Polar Bears International (PBI), a conservation non-profit is currently tracking and filming these polar bears in Churchill, Canada while they wait for the sea ice to form on Hudson Bay. When the ice forms, they can go and hunt for seals.
The polar bear cam is an annual project which shows the bears’ migration from the arctic tundra to the sea ice during the winter months.
Churchill in Manitoba has long been associated with polar bears as they wander through the town during the autumn while they wait for the ice to form. It’s also a great place for scientists to witness the effects of climate change on the polar bears’ environment.
Shifting weather patterns mean that the sea ice is taking longer to form, leaving the polar bears hungry and forcing them to migrate further. They need to eat an abundance of the high-fat seal diet during winter just to survive the harsh conditions.

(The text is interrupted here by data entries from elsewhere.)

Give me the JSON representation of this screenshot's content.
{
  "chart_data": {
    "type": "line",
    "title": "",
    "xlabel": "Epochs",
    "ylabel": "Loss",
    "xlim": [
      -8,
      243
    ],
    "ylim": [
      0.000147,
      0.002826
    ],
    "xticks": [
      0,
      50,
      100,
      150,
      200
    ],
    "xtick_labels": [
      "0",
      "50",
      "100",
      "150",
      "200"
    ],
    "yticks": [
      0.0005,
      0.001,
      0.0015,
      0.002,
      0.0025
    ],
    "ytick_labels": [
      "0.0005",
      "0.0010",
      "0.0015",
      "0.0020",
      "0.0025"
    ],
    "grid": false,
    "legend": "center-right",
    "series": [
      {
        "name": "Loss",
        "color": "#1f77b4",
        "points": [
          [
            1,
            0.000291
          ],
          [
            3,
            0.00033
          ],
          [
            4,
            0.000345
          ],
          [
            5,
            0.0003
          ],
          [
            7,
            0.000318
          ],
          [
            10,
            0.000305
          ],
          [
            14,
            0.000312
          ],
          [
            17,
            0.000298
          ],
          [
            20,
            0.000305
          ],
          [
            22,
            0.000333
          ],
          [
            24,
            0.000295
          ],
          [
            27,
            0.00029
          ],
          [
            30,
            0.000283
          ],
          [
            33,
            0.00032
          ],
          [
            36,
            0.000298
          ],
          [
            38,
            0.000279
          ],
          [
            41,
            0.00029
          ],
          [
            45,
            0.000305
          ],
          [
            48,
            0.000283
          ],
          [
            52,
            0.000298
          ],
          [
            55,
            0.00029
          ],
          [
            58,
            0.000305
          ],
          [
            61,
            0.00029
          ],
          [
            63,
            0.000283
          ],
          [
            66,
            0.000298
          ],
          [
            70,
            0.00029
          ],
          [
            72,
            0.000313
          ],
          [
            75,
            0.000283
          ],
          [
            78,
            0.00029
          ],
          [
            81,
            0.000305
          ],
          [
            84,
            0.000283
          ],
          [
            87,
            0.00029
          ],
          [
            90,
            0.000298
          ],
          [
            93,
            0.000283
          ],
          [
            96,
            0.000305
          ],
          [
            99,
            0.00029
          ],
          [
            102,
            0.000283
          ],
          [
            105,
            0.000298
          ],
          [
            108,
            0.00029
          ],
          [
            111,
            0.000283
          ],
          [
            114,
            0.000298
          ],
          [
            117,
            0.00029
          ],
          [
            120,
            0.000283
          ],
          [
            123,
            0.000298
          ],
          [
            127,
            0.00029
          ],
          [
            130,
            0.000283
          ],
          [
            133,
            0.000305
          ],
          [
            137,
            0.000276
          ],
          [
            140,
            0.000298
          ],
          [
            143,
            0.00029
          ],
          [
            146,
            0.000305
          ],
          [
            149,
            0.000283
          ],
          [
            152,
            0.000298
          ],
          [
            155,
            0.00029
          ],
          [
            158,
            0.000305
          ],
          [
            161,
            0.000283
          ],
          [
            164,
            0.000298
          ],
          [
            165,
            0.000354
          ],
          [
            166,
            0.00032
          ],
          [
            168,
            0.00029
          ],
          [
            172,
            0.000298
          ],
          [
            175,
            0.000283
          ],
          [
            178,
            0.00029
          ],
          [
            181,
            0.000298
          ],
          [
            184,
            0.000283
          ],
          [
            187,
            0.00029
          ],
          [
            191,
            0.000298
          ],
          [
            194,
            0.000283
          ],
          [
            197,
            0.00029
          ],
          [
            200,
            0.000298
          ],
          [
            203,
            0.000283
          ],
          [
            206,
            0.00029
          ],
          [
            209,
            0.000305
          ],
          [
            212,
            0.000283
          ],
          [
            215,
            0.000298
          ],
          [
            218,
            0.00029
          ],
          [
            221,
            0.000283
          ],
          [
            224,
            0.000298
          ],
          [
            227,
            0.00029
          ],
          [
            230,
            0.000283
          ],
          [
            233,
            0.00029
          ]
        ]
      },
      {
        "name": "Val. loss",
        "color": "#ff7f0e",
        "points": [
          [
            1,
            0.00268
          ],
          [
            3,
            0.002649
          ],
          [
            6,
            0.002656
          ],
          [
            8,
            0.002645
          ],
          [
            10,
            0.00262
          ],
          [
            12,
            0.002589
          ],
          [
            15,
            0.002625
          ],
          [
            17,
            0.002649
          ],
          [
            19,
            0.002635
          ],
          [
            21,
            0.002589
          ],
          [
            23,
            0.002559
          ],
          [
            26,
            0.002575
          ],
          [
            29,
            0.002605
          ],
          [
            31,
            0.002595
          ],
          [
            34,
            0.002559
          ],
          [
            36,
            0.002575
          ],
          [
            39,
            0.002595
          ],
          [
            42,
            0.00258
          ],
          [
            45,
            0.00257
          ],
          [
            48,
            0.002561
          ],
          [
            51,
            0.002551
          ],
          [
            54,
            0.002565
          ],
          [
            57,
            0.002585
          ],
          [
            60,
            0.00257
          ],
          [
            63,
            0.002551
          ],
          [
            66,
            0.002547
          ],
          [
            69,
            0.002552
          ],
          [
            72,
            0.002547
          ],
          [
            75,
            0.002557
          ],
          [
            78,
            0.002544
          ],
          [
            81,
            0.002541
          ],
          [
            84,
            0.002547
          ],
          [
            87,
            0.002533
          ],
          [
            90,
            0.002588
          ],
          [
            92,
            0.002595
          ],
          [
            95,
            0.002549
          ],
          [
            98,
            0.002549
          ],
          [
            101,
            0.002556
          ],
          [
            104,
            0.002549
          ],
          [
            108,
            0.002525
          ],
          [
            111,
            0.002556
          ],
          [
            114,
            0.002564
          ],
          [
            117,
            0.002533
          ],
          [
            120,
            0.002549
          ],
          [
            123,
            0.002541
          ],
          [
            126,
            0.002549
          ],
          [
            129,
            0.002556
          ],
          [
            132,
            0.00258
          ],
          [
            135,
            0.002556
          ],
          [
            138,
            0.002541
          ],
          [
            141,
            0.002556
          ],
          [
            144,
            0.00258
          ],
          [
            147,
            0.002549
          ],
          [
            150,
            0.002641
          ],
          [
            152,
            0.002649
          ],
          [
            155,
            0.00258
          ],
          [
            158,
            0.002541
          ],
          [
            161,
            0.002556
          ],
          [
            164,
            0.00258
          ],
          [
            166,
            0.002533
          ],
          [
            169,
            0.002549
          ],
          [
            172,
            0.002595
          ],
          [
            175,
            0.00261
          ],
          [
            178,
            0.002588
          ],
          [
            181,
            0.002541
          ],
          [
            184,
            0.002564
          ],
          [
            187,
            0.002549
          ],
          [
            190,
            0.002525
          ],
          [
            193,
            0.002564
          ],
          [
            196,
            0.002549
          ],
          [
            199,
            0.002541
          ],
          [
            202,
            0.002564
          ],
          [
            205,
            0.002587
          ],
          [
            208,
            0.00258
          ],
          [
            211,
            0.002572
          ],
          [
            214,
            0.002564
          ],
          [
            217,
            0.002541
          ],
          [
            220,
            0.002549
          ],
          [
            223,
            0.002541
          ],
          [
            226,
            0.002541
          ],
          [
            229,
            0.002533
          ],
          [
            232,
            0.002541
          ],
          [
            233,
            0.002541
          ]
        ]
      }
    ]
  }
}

According to the PBI, these polar bears in North West Canada will be among the first groups of the 36,000 bears in the wild to be negatively affected by climate change. Since the 1980s their numbers have dwindled by around 30%.
Desperate bears with diminishing resources can fuel encounters with humans. As the bears struggle to find food, they end up resorting to hunting through the trash.
“The ice-free period is about three to four weeks longer than it used to be in the 1980s already. And what this translates to is less time hunting for polar bears and less nutrition for them,” Alysa McCall, a staff scientist and the director of conservation at PBI explains. She goes on to say that while encounters are extremely rare, in the worst-case scenario someone can get injured or killed.
For now though, the bears seem content to while away their time on the edge of the bay. You can watch the live streams of these magnificent creatures on the PBI website.